Song of Experience

I wrote "Shadow Play" in two parts. Part 1 is called "Experience" and part 2 is called "Innocence." This is because on my personal journey this past year, I went through two important phases of my life: hardships as an adult and maintaining what was inherently good about me from my childhood.

In college, I was assigned to read William Blake's "Songs of Innocence and of Experience" and it instantly became a favorite of mine. Blake comments on the idea that our souls are made up of two parts: experience in adulthood that corrupts us through sin and a state of protected innocence we carry from childhood. I play with this dichotomy throughout the entire book.

My first poem, and the first one I wrote for the book, is called, "Song of Experience."

Hear the Voice of the Wise
             It Sings with Reason from the Past
For Ears and Eyes
Have Recognized
            The Death of childhood at Last

For Pain's Not Cut and Dry
            It Starts from birth through Blood and Tears
And When We Die
The Sirens Cry
            To Echo Dismal Dreams and Fears

Our Choices Do Impact
            Our Spirits Painted Colored Light
With This Format
We're All Abstract
            Our Happenings Aren't Black and White

Manhood Isn't Simple
            When God Is Plucking at Our Strings
Fatal, Fickle
Flute and Fiddle
            We're Played with Sharps and Notes That Sting

This is an introduction to the entire book and sets the tone for what the book is about. I capitalized most of the letters in the poem to show how prominent adulthood can be. Words like "childhood" and "birth" are left lower-cased to maintain the innocence of their concepts.

When I wrote this, I used the introduction of Blake's "Songs of Experience" to lay a foundation for a rhyme scheme. I wanted it to read like a song. There's an acknowledgment that as an adult, a part of you dies as you experience the harsh realities of heartache and pain like in the first stanza.

The poem sort of mourns the end of childhood. There's a sense of longing of wanting to go back to that "easier" time in life when you don't have the stress and worries you do as an adult.

My favorite stanza that I wrote is the last one.

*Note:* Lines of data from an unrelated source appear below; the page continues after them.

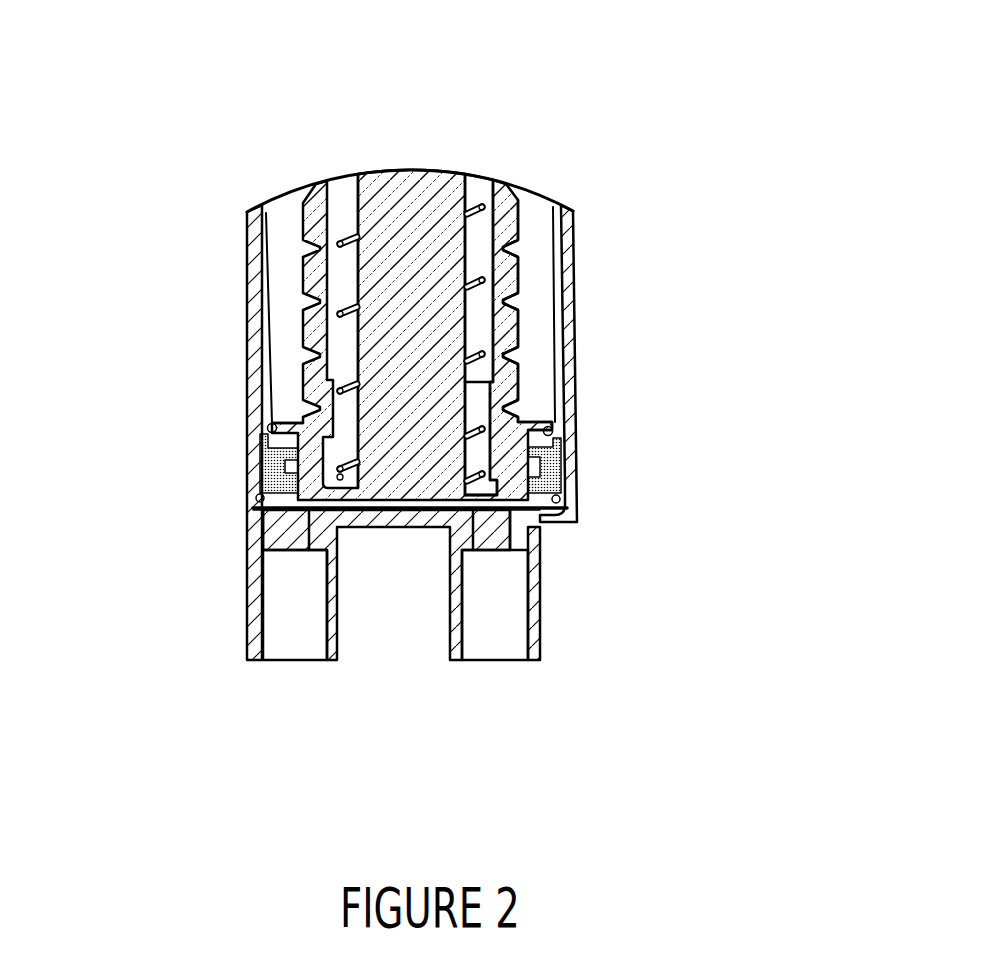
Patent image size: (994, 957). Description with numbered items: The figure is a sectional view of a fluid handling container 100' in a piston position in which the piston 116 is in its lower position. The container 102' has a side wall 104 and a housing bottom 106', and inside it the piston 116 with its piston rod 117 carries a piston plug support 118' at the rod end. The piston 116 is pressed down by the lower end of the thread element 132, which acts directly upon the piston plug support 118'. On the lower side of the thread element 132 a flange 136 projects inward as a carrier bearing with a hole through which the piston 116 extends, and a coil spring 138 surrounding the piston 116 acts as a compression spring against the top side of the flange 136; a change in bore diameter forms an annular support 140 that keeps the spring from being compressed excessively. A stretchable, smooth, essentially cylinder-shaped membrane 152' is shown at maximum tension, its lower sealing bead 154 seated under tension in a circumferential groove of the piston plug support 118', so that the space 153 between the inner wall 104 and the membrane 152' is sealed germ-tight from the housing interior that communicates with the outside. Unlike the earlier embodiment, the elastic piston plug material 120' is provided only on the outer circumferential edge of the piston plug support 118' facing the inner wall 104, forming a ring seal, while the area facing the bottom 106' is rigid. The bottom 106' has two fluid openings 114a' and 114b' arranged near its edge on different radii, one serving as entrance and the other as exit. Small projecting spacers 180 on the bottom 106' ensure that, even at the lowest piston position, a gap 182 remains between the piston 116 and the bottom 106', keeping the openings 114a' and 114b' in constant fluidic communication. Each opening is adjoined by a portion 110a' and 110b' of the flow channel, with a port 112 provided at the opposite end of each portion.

The fluid handling container 100' is at (514, 111).
The container 102' is at (645, 363).
The side wall 104 is at (252, 278).
The housing bottom 106' is at (386, 620).
The portion of the flow channel 110a' is at (218, 553).
The portion of the flow channel 110b' is at (588, 544).
The port 112 is at (505, 622).
The fluid opening 114a' is at (176, 528).
The fluid opening 114b' is at (597, 507).
The piston 116 is at (417, 190).
The piston rod 117 is at (477, 172).
The piston plug support 118' is at (418, 434).
The elastic piston plug material 120' is at (625, 465).
The thread element 132 is at (507, 210).
The flange 136 is at (488, 500).
The coil spring 138 is at (480, 207).
The annular support 140 is at (490, 372).
The membrane 152' is at (606, 314).
The space 153 is at (265, 385).
The lower sealing bead 154 is at (565, 424).
The spacers 180 is at (337, 513).
The gap 182 is at (297, 461).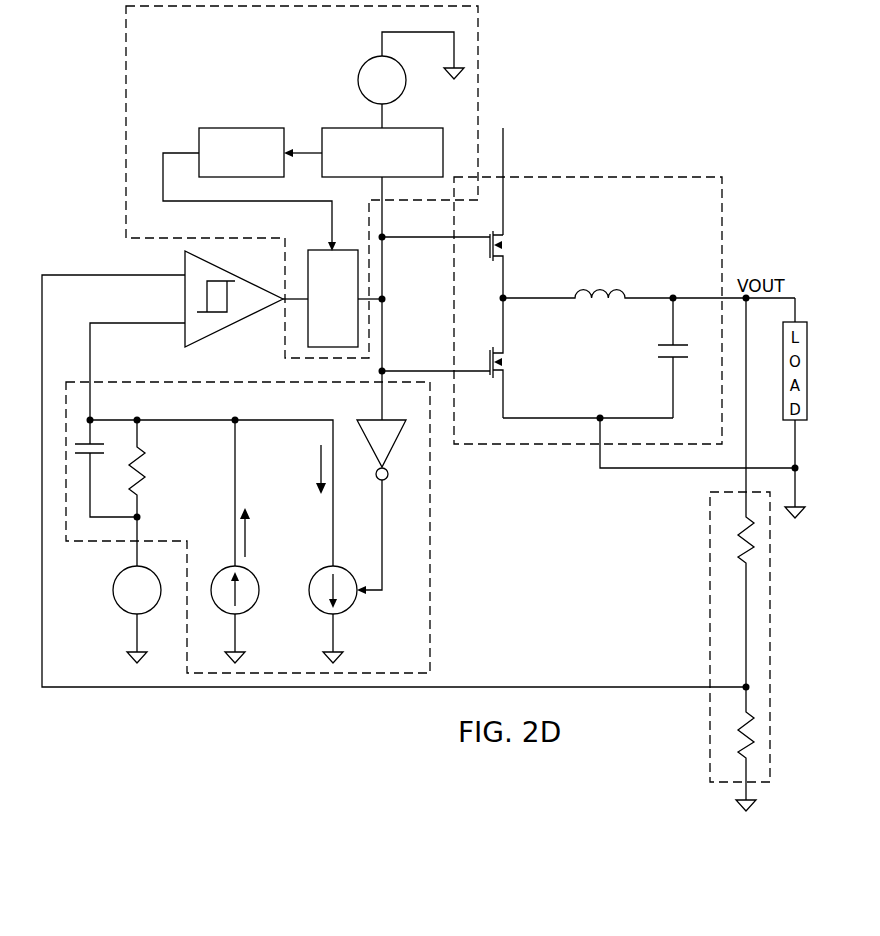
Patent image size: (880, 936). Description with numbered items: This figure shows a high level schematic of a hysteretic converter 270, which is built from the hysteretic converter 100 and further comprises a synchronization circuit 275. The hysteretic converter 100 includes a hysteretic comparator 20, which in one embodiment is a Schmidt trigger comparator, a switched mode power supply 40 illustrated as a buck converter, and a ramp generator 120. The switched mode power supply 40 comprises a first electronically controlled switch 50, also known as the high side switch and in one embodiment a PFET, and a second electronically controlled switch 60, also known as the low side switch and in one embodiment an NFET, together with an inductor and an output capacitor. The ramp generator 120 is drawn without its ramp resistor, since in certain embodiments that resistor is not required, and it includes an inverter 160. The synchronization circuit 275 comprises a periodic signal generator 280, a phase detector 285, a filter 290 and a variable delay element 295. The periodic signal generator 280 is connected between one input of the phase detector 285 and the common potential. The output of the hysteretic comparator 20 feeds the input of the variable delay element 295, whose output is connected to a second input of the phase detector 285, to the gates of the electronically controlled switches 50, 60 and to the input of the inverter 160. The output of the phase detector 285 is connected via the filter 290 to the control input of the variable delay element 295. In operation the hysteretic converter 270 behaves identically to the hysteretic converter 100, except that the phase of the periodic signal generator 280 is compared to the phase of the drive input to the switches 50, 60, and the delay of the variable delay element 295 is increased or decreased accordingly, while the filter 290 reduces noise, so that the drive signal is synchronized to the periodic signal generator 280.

The hysteretic converter 270 is at (263, 182).
The synchronization circuit 275 is at (126, 126).
The filter 290 is at (260, 128).
The phase detector 285 is at (358, 128).
The periodic signal generator 280 is at (406, 80).
The variable delay element 295 is at (326, 248).
The hysteretic comparator 20 is at (232, 323).
The hysteretic converter 100 is at (624, 280).
The switched mode power supply 40 is at (723, 227).
The first electronically controlled switch 50 is at (508, 238).
The second electronically controlled switch 60 is at (508, 370).
The inverter 160 is at (392, 448).
The ramp generator 120 is at (272, 527).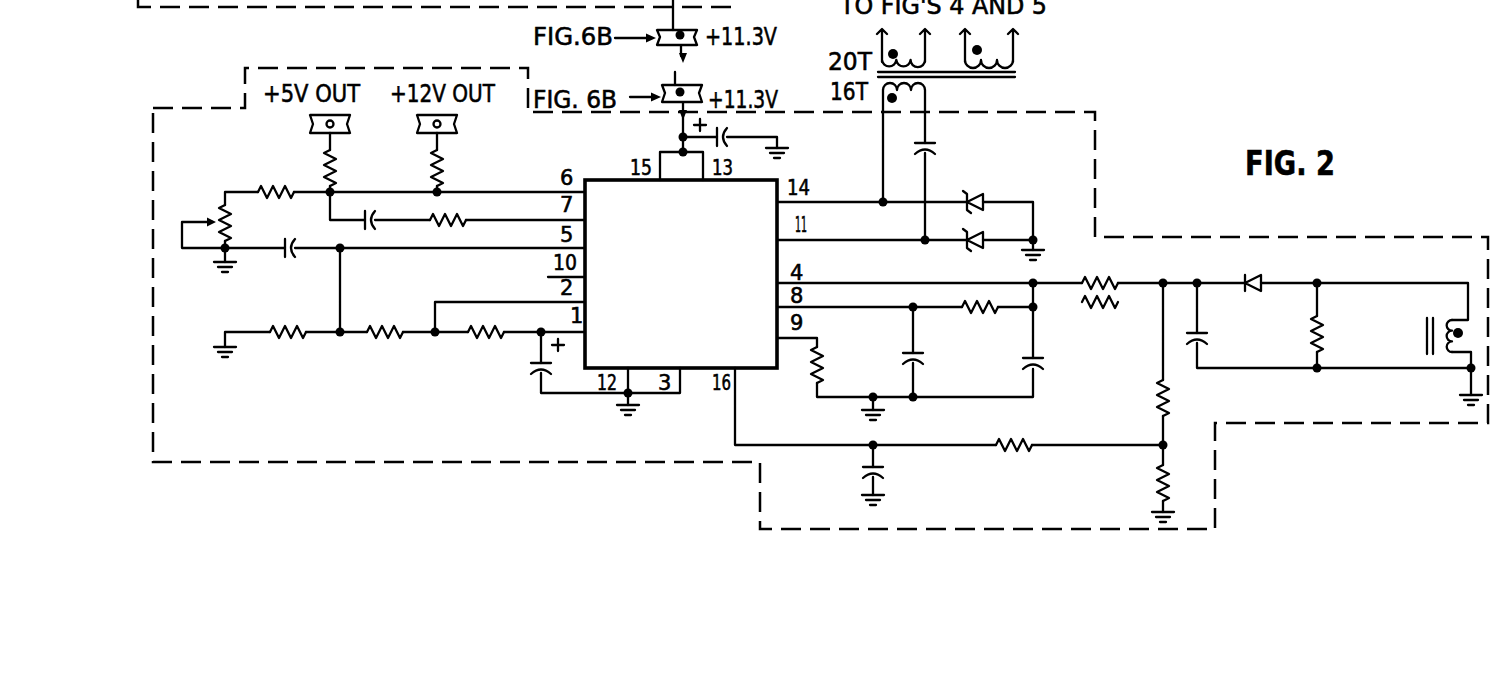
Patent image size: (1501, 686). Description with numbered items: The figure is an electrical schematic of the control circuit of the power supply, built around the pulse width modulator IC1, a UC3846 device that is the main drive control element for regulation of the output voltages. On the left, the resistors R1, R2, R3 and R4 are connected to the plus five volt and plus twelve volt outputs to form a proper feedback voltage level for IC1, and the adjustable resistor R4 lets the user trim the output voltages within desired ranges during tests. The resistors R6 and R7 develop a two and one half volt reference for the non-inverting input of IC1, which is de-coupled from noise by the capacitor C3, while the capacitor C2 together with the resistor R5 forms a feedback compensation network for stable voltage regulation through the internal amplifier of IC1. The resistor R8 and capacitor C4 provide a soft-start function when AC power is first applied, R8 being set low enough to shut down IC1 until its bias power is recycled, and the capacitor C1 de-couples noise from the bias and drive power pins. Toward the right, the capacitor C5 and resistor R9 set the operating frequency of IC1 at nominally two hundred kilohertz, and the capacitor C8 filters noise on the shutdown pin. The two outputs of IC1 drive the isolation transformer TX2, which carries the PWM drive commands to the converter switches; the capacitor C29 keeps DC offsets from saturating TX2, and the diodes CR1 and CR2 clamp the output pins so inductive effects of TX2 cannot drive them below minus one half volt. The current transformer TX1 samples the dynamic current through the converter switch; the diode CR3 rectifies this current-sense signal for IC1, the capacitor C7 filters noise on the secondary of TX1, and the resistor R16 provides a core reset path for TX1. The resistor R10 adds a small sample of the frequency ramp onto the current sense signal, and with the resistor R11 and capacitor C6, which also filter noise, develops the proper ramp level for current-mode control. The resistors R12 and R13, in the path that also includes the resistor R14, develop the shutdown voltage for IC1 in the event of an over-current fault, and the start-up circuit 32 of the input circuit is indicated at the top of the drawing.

The start-up circuit 32 is at (523, 0).
The resistor R1 is at (348, 167).
The resistor R2 is at (456, 167).
The resistor R3 is at (276, 177).
The adjustable resistor R4 is at (202, 212).
The resistor R5 is at (448, 232).
The resistor R6 is at (288, 316).
The resistor R7 is at (386, 316).
The resistor R8 is at (486, 348).
The resistor R9 is at (852, 356).
The resistor R10 is at (985, 329).
The resistor R11 is at (1101, 268).
The resistor R12 is at (1141, 398).
The resistor R13 is at (1141, 483).
The resistor R14 is at (1012, 431).
The resistor R16 is at (1342, 333).
The capacitor C1 is at (733, 147).
The capacitor C2 is at (387, 231).
The capacitor C3 is at (291, 230).
The capacitor C4 is at (554, 376).
The capacitor C5 is at (934, 370).
The capacitor C6 is at (1053, 354).
The capacitor C7 is at (1215, 339).
The capacitor C8 is at (889, 463).
The capacitor C29 is at (951, 154).
The diode CR1 is at (996, 210).
The diode CR2 is at (990, 254).
The diode CR3 is at (1254, 268).
The pulse width modulator integrated circuit IC1 is at (681, 275).
The current transformer TX1 is at (1424, 300).
The drive transformer TX2 is at (1010, 66).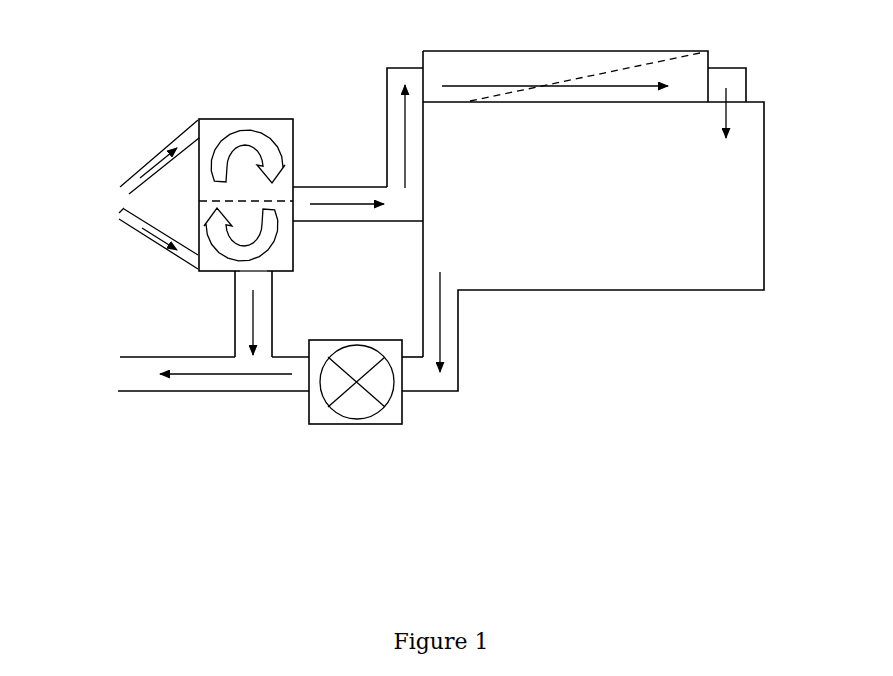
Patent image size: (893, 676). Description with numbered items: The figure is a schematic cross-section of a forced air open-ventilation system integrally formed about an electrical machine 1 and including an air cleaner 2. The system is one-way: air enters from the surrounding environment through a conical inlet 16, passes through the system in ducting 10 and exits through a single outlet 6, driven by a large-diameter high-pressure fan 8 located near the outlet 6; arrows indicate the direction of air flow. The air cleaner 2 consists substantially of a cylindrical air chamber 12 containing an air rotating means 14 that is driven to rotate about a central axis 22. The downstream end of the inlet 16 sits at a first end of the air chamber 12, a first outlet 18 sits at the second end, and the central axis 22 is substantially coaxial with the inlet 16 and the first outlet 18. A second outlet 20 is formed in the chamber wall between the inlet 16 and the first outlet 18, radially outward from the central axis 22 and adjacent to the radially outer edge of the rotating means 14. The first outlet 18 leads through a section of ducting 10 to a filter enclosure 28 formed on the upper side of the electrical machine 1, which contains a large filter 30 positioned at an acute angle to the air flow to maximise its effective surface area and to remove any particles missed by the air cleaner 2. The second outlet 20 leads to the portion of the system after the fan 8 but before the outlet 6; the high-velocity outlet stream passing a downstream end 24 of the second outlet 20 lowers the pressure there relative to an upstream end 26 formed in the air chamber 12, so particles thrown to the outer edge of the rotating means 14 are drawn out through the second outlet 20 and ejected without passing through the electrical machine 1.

Religion is a theme that recurs throughout the book and there's this internal struggle that I write about where I grapple with the idea that God allows bad things to happen for the sake of learning lessons in life, and I struggle to maintain faith through the lows that occur.

I knew when I wrote this poem that I wanted it to show that our lives are both dictated by fate and by choices. I do believe things happen for a reason, but I also believe that our choices create a ripple effect that cannot be undone. As humans, we have free will. As a child, it feels like freedom to make our own choices no matter how reckless because we don't think about repercussions. Once experiences make their mark, we are much more wise and patient with our decision-making as we get older.